Agilent 34461A (from 2013) - needs more study, however appears be about 1 ppm / c. We hope to also be able to characterize LM399s in our micro-environmental chamber. A quick first test indicated that the 1 ppm / c DMM tempco was not simply a matter of LM399 tempco, this needs more study.
These values may or may not be linear over wide temperature swings of more than about +/- 2c or 3c.
The bottom line is: 6.5 DMMs may have a temperature coefficient that is not zero. A few experimenters are studying many references and are able to periodically check one or more references with a calibration laboratory. For others, short of a study at a calibration laboratory or by use of a Fluke 732B type reference or equivalent known to be in good working order, most DMM users may have difficulty determining (or be unaware of) the tempco of their DMM.
Also, many types of references and/or reference parts (or even DMM products for that matter) might statistically be more likely to trend one way or another. For example if a population of reference parts trends towards a statistical peak at +0.5 ppm / c, then many of the parts more likely than not might look in agreement and therefore "stable" even though the mean of the group is moving at +0.5 ppm. Many experimenters can detect and correct for such trends. To others, a few prototype references, all moving at -0.7 ppm / c (hypothetical case) might all look the "same" at several temperatures, and therefore be deemed to be "ultra stable".
Unfortunately, the same principle applies to DMMs. Say two DMMs are moving with similar tempcos, one at +0.45 c / ppm, and a second at +0.57 ppm / c. To an unaware observer of a voltage reference with a 0 ppm / c tempco, the reference looks to have a measurable temperature coefficient. Why? Because both high precision DMMs say so!
(Also, as an aside, while many lead connections are less of a problem at 1 to 10 ppm, thermocouple junctions caused by various test connections can be another contributing error in measuring tempcos relying on data measured to better than 1 ppm.)

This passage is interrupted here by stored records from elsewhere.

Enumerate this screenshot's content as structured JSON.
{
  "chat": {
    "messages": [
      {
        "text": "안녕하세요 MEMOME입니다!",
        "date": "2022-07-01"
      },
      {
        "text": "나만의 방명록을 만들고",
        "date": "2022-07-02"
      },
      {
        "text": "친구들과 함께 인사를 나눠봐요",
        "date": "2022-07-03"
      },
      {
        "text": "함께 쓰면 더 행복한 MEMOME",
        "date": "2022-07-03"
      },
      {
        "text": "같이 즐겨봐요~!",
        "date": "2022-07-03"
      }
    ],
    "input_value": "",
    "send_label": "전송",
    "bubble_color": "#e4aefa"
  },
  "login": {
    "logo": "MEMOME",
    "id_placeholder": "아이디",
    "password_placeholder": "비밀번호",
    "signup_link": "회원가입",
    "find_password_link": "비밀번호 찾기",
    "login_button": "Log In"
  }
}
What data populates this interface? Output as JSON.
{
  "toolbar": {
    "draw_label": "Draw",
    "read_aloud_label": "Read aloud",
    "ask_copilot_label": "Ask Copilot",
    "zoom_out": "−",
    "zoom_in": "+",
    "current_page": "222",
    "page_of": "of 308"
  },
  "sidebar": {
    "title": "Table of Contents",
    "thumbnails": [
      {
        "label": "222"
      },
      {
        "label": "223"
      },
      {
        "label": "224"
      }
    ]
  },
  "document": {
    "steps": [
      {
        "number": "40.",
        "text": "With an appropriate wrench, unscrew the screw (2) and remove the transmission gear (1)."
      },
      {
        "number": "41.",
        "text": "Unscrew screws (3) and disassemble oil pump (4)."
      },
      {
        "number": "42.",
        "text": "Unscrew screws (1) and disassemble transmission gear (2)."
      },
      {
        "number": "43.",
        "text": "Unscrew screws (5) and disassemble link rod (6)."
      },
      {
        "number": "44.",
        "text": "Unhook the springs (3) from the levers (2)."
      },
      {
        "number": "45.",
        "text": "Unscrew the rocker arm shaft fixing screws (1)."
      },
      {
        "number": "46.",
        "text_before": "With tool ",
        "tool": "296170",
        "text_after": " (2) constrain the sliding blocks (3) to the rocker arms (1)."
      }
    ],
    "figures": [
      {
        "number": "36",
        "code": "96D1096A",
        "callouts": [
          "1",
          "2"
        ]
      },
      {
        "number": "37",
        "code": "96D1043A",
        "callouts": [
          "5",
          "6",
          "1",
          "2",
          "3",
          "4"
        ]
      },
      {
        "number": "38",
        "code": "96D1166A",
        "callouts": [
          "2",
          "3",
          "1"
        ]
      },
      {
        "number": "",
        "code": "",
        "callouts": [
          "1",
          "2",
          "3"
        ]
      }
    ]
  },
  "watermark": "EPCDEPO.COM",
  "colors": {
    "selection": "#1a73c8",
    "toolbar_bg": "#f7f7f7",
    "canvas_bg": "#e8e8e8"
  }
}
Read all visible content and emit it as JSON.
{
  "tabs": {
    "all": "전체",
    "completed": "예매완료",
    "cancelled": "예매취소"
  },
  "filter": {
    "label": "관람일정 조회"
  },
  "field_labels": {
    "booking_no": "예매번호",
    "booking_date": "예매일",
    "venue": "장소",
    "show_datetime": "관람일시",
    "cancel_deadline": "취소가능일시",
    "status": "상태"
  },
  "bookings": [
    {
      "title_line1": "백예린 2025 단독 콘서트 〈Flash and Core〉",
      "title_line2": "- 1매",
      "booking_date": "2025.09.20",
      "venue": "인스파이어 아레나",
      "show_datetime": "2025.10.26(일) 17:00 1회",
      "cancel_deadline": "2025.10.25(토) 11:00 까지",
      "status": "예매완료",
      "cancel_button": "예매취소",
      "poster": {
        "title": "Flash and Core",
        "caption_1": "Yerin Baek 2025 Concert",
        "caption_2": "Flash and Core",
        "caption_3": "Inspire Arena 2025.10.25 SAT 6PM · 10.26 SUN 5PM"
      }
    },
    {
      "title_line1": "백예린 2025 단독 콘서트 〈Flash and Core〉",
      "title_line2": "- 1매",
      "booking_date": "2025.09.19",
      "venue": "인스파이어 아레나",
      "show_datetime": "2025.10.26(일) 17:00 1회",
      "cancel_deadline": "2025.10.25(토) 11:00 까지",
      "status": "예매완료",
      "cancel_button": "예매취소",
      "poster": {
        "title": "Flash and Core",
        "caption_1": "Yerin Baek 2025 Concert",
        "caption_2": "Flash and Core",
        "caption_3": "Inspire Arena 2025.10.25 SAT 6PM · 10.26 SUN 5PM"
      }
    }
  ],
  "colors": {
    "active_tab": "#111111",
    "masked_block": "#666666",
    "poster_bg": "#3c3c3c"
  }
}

In a related matter, there are starting to be a large number of demonstrations and blog posts on the web showing very high resolution (e.g. 10 to 50 uV) 34461A histograms of various voltage reference chips under test. Many (not all) writers conclude that the shape of the histogram is absolutely determinative of the performance of the voltage reference chip under test. Some have commented on odd twin peaks. It could be the reference moving between two voltages as over small changes in room temperature, however at the ppm level more likely, the changes with temperature of both the 34461A and the reference under test for room temperature swings of a couple to few degress F (typical of some HVAC system performance as measured at the bench, sometimes worse for hot air systems where hot air might be blowing in the immediate vicinity of the test bench). This is not to criticize the 34461A, it is a remarkable instrument. However, all errors, including DMM errors must be considered for a data set to be most meaningful.